Cerca de cem homens do Exército sul-sudanês chegaram à aldeia de Tore Payam, começa por contar Charity Mandulu. “Primeiro pediram coisas. Quem não lhas dava, era morto”, prossegue Charity, que falou à Reuters após uma semana de caminhada até encontrar refúgio na República Democrática do Congo. Quando a guerra civil no Sudão do Sul se prepara para entrar no quarto ano, acumulam-se os sinais de que o mundo está prestes a assistir a mais um genocídio em África, avisam as Nações Unidas.

Uma comissão das Nações Unidas passou dez dias no país e traça um panorama preocupante: “Já está em curso um processo firme de limpeza étnica em várias áreas do Sudão do Sul, através da fome, violações em grupo e o incêndio de aldeias”, disse a chefe da comissão Yasmin Sooka, citada pela Al-Jazira. Os observadores temem uma repetição do que aconteceu durante a guerra civil no Ruanda, quando, durante poucos meses em 1994, centenas de milhares de tutsis foram massacrados por membros da etnia hutu.
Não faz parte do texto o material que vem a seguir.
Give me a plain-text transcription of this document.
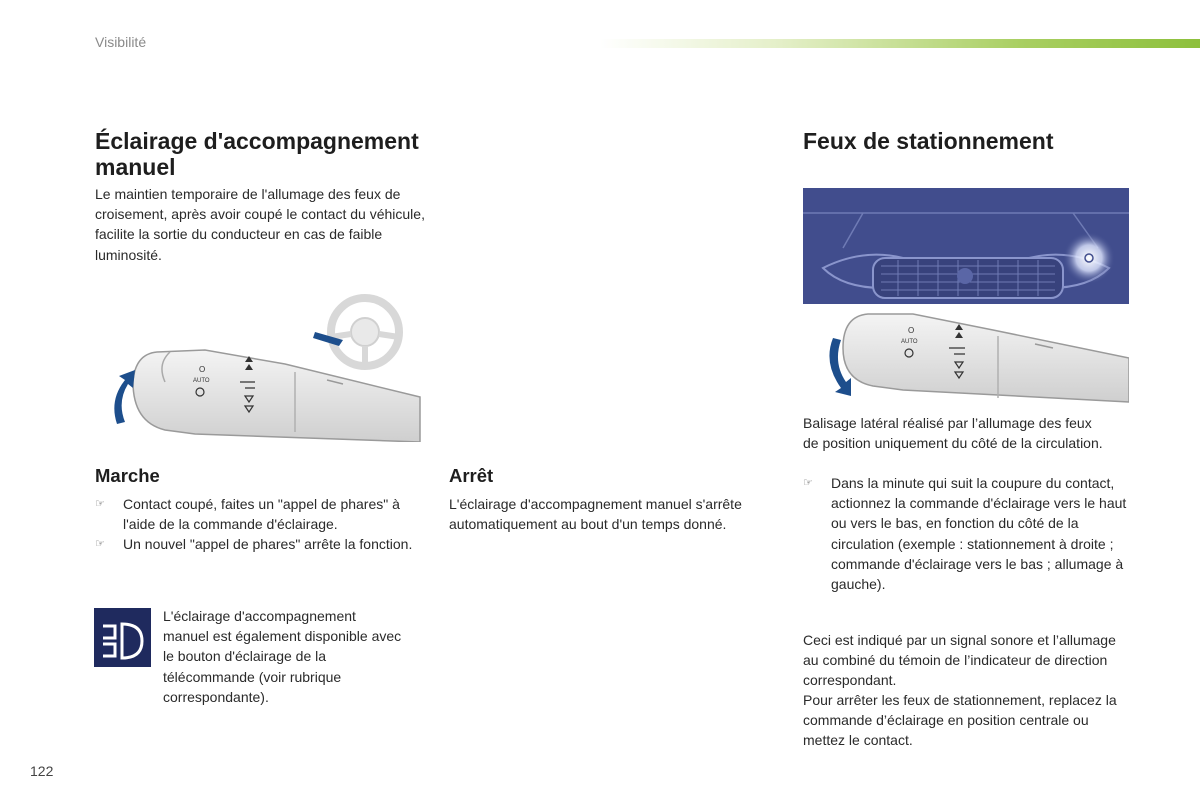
Visibilité
Éclairage d'accompagnement manuel

Le maintien temporaire de l'allumage des feux de croisement, après avoir coupé le contact du véhicule, facilite la sortie du conducteur en cas de faible luminosité.

O
AUTO
Marche
☞ Contact coupé, faites un "appel de phares" à l'aide de la commande d'éclairage.
☞ Un nouvel "appel de phares" arrête la fonction.
Arrêt

L'éclairage d'accompagnement manuel s'arrête automatiquement au bout d'un temps donné.

L'éclairage d'accompagnement manuel est également disponible avec le bouton d'éclairage de la télécommande (voir rubrique correspondante).

Feux de stationnement
O
AUTO

Balisage latéral réalisé par l’allumage des feux de position uniquement du côté de la circulation.

☞ Dans la minute qui suit la coupure du contact, actionnez la commande d'éclairage vers le haut ou vers le bas, en fonction du côté de la circulation (exemple : stationnement à droite ; commande d'éclairage vers le bas ; allumage à gauche).

Ceci est indiqué par un signal sonore et l’allumage au combiné du témoin de l’indicateur de direction correspondant.

Pour arrêter les feux de stationnement, replacez la commande d’éclairage en position centrale ou mettez le contact.

122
O Presidente, Salva Kiir, nega que o Exército tenha participado em acções de limpeza étnica e o Governo garante que os soldados apenas combatem os rebeldes. Porém, de acordo com relatos de refugiados como Charity, tanto rebeldes como o Exército têm perseguido civis. A refugiada conta que uma mulher e um vendedor foram mortos na sua aldeia por serem suspeitos de colaborarem com os grupos rebeldes. O responsável da ONU para a Prevenção do Genocídio, Adama Dieng, tinha avisado, no início de Novembro, para o risco de uma “guerra étnica aberta” e dizia haver “potencial para um genocídio”.
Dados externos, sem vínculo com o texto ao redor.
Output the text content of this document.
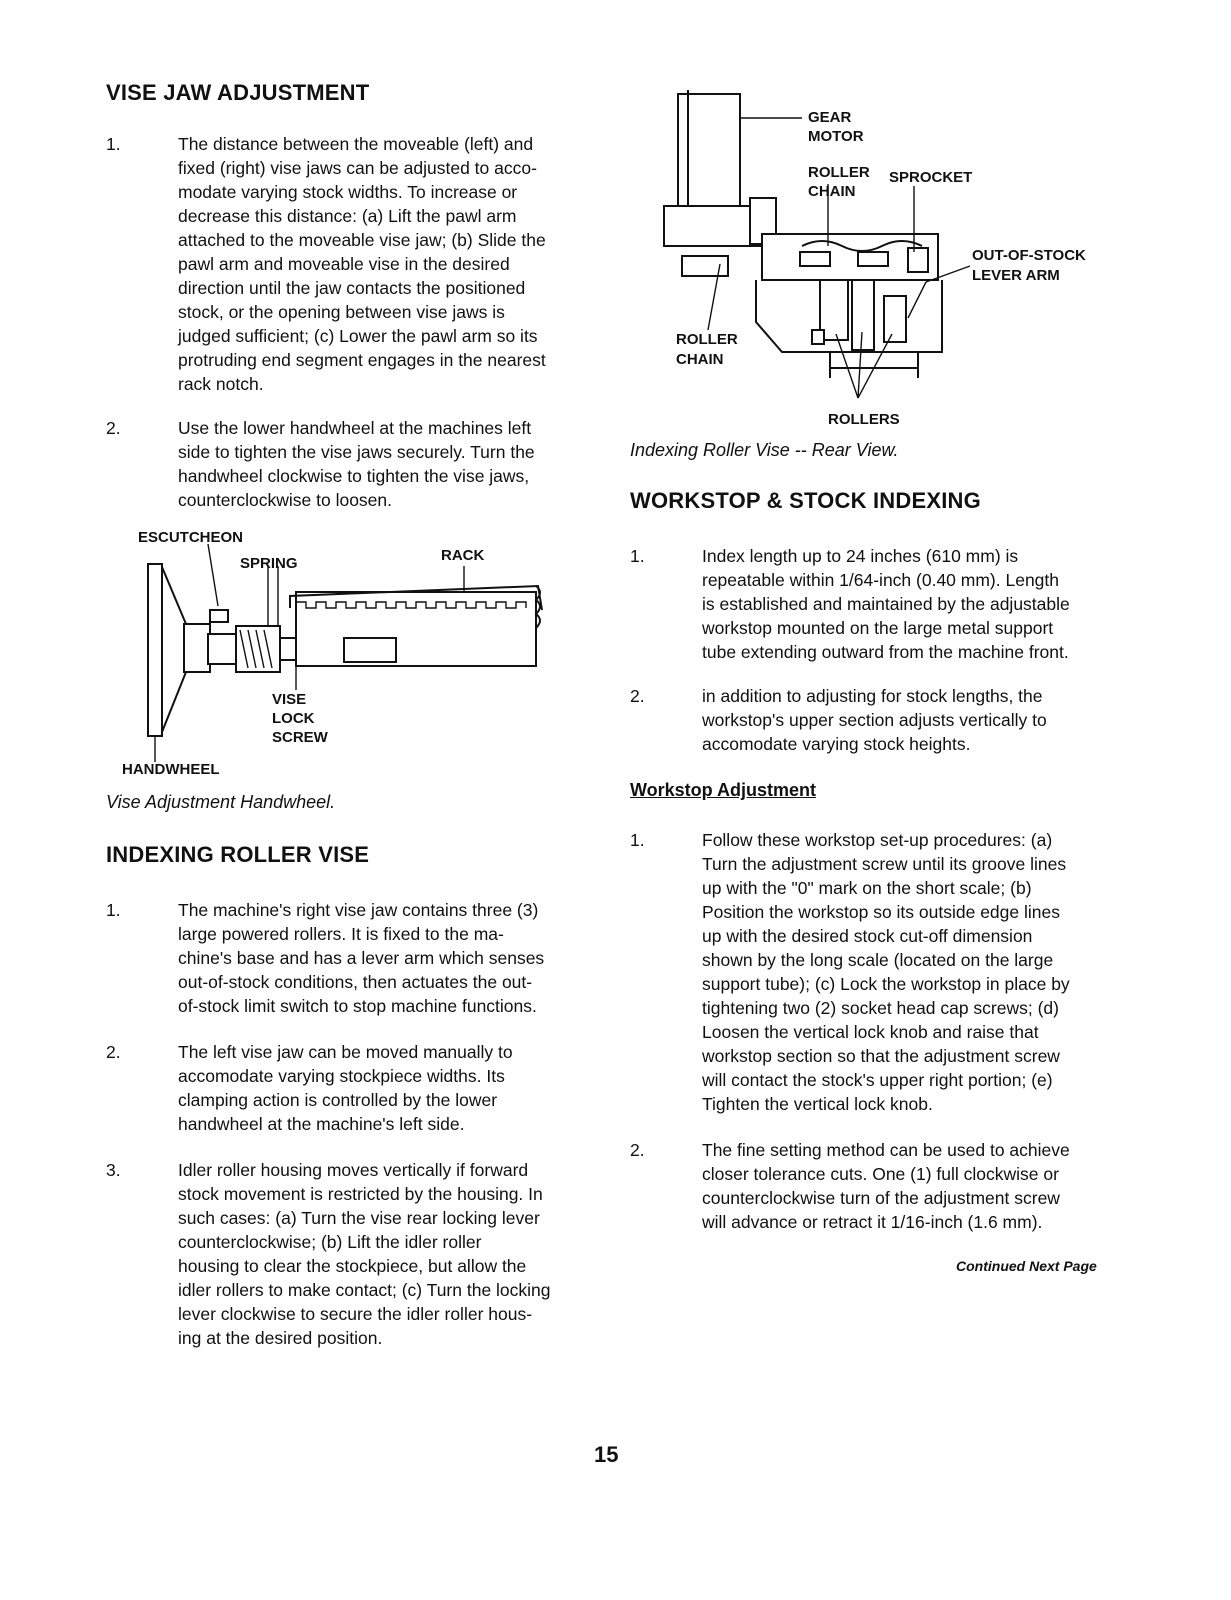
VISE JAW ADJUSTMENT
1.	The distance between the moveable (left) and
fixed (right) vise jaws can be adjusted to acco-
modate varying stock widths. To increase or
decrease this distance: (a) Lift the pawl arm
attached to the moveable vise jaw; (b) Slide the
pawl arm and moveable vise in the desired
direction until the jaw contacts the positioned
stock, or the opening between vise jaws is
judged sufficient; (c) Lower the pawl arm so its
protruding end segment engages in the nearest
rack notch.
2.	Use the lower handwheel at the machines left
side to tighten the vise jaws securely. Turn the
handwheel clockwise to tighten the vise jaws,
counterclockwise to loosen.
ESCUTCHEON
SPRING	RACK
VISE
LOCK
SCREW
HANDWHEEL
Vise Adjustment Handwheel.
INDEXING ROLLER VISE
1.	The machine's right vise jaw contains three (3)
large powered rollers. It is fixed to the ma-
chine's base and has a lever arm which senses
out-of-stock conditions, then actuates the out-
of-stock limit switch to stop machine functions.
2.	The left vise jaw can be moved manually to
accomodate varying stockpiece widths. Its
clamping action is controlled by the lower
handwheel at the machine's left side.
3.	Idler roller housing moves vertically if forward
stock movement is restricted by the housing. In
such cases: (a) Turn the vise rear locking lever
counterclockwise; (b) Lift the idler roller
housing to clear the stockpiece, but allow the
idler rollers to make contact; (c) Turn the locking
lever clockwise to secure the idler roller hous-
ing at the desired position.
GEAR
MOTOR
ROLLER
CHAIN
SPROCKET
OUT-OF-STOCK
LEVER ARM
ROLLER
CHAIN
ROLLERS
Indexing Roller Vise -- Rear View.
WORKSTOP & STOCK INDEXING
1.	Index length up to 24 inches (610 mm) is
repeatable within 1/64-inch (0.40 mm). Length
is established and maintained by the adjustable
workstop mounted on the large metal support
tube extending outward from the machine front.
2.	in addition to adjusting for stock lengths, the
workstop's upper section adjusts vertically to
accomodate varying stock heights.
Workstop Adjustment
1.	Follow these workstop set-up procedures: (a)
Turn the adjustment screw until its groove lines
up with the "0" mark on the short scale; (b)
Position the workstop so its outside edge lines
up with the desired stock cut-off dimension
shown by the long scale (located on the large
support tube); (c) Lock the workstop in place by
tightening two (2) socket head cap screws; (d)
Loosen the vertical lock knob and raise that
workstop section so that the adjustment screw
will contact the stock's upper right portion; (e)
Tighten the vertical lock knob.
2.	The fine setting method can be used to achieve
closer tolerance cuts. One (1) full clockwise or
counterclockwise turn of the adjustment screw
will advance or retract it 1/16-inch (1.6 mm).
Continued Next Page
15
A violência no Sudão do Sul – país que conseguiu a independência do Sudão há apenas cinco anos – estalou no final de 2013 na sequência de uma luta pelo poder entre Salva Kiir e o seu antigo vice-presidente, Riek Machar, que desde então encabeça uma rebelião anti-governamental. Os dois antigos companheiros de armas da luta pela independência são de duas das principais etnias do país, o que tem motivado a emergência de um conflito sectário. Dezenas de milhares de pessoas morreram e há cerca de três milhões de deslocados.
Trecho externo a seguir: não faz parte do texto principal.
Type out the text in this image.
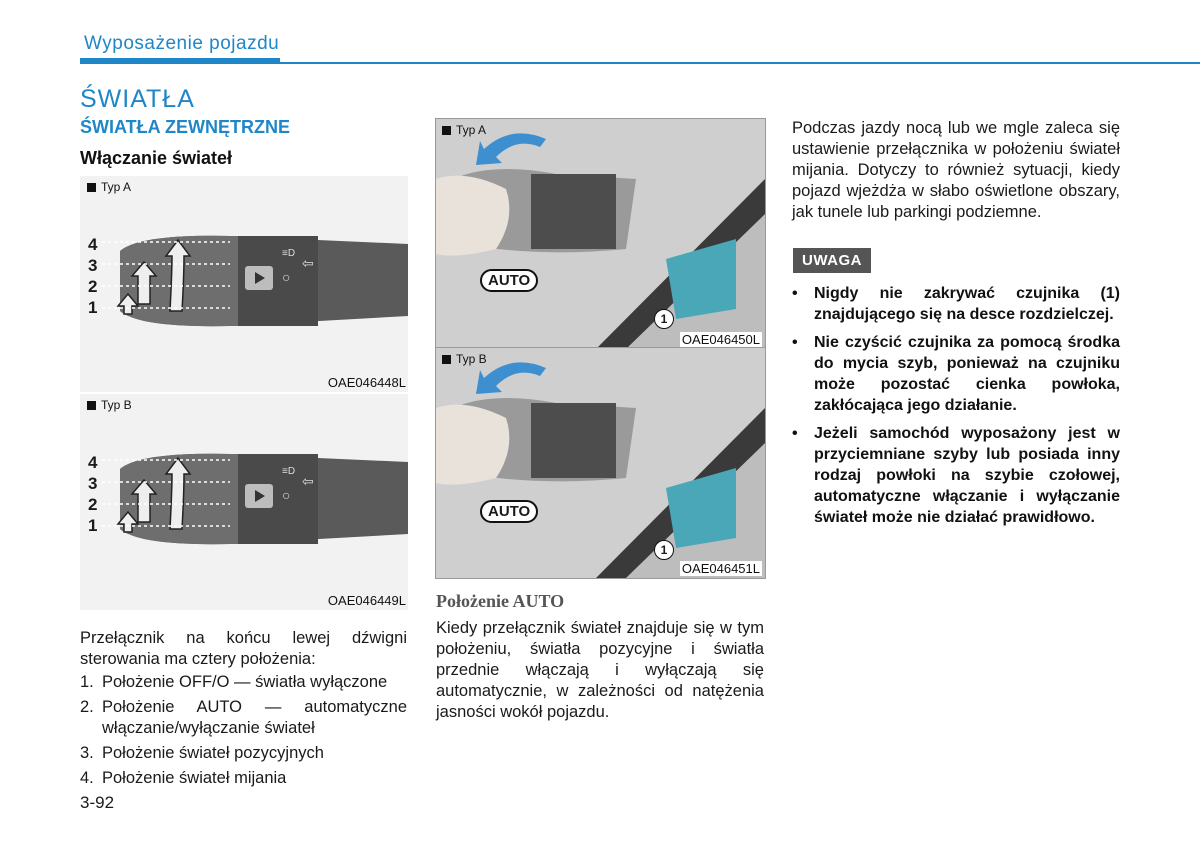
Wyposażenie pojazdu
ŚWIATŁA
ŚWIATŁA ZEWNĘTRZNE
Włączanie świateł
Typ A
≡D
○
⇦
4
3
2
1
OAE046448L
Typ B
≡D
○
⇦
4
3
2
1
OAE046449L
Typ A
AUTO
1
OAE046450L
Typ B
AUTO
1
OAE046451L
Przełącznik na końcu lewej dźwigni sterowania ma cztery położenia:
1. Położenie OFF/O — światła wyłączone
2. Położenie AUTO — automatyczne włączanie/wyłączanie świateł
3. Położenie świateł pozycyjnych
4. Położenie świateł mijania
Położenie AUTO
Kiedy przełącznik świateł znajduje się w tym położeniu, światła pozycyjne i światła przednie włączają i wyłączają się automatycznie, w zależności od natężenia jasności wokół pojazdu.
Podczas jazdy nocą lub we mgle zaleca się ustawienie przełącznika w położeniu świateł mijania. Dotyczy to również sytuacji, kiedy pojazd wjeżdża w słabo oświetlone obszary, jak tunele lub parkingi podziemne.
UWAGA
•	Nigdy nie zakrywać czujnika (1) znajdującego się na desce rozdzielczej.
•	Nie czyścić czujnika za pomocą środka do mycia szyb, ponieważ na czujniku może pozostać cienka powłoka, zakłócająca jego działanie.
•	Jeżeli samochód wyposażony jest w przyciemniane szyby lub posiada inny rodzaj powłoki na szybie czołowej, automatyczne włączanie i wyłączanie świateł może nie działać prawidłowo.
3-92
A própria falta de um registo concreto do número de vítimas mortais – as estimativas variam entre 50 mil e 300 mil mortos – é demonstrativa de uma “falta de humanidade chocante” da parte da comunidade internacional, critica Casie Copeland, investigadora do International Crisis Group.

A guerra provocou também uma nova crise de refugiados no coração de África. Quase quatro mil pessoas chegam ao Uganda todos os dias, onde o campo de refugiados de Bidibidi acolhe 188 mil pessoas. A Etiópia já recebeu 36.600 pessoas e o Congo 57 mil, escreve a Reuters.

Os EUA temem que o Exército se esteja a preparar para lançar uma nova ofensiva “nos próximos dias ou semanas”, avisou o representante norte-americano no Conselho de Direitos Humanos da ONU, Keith Harper. O fim da época das chuvas – que termina em Dezembro – na região é propício a uma intensificação dos combates.

Os relatos surgem numa altura em que os EUA desistiram de propor ao Conselho de Segurança da ONU um embargo à venda de armas ao Governo do Sudão do Sul, revela a Foreign Policy. A embaixadora norte-americana, Samantha Power, decidiu pôr de lado a proposta depois de se ter tornado evidente a grande oposição por parte de outros membros, tais como a China, Rússia e os países africanos. Até agora, Washington tinha mostrado relutância em avançar para um embargo de venda de armas, com receio de que as forças governamentais ficassem impossibilitadas de se defenderem

“Estamos a soar o alarme. Pedimos ao Governo do Sudão do Sul para que não lance a ofensiva que está planeada”, disse Power ao jornal Voice of America. O apelo pode, porém, ter vindo demasiado tarde. Uma carta datada de 25 de Novembro dirigida para a sede do Exército, consultada pela Reuters, faz referência ao fornecimento de 20 mil rockets, 20 mil granadas, 7964 morteiros e quase três milhões cartuchos de munições.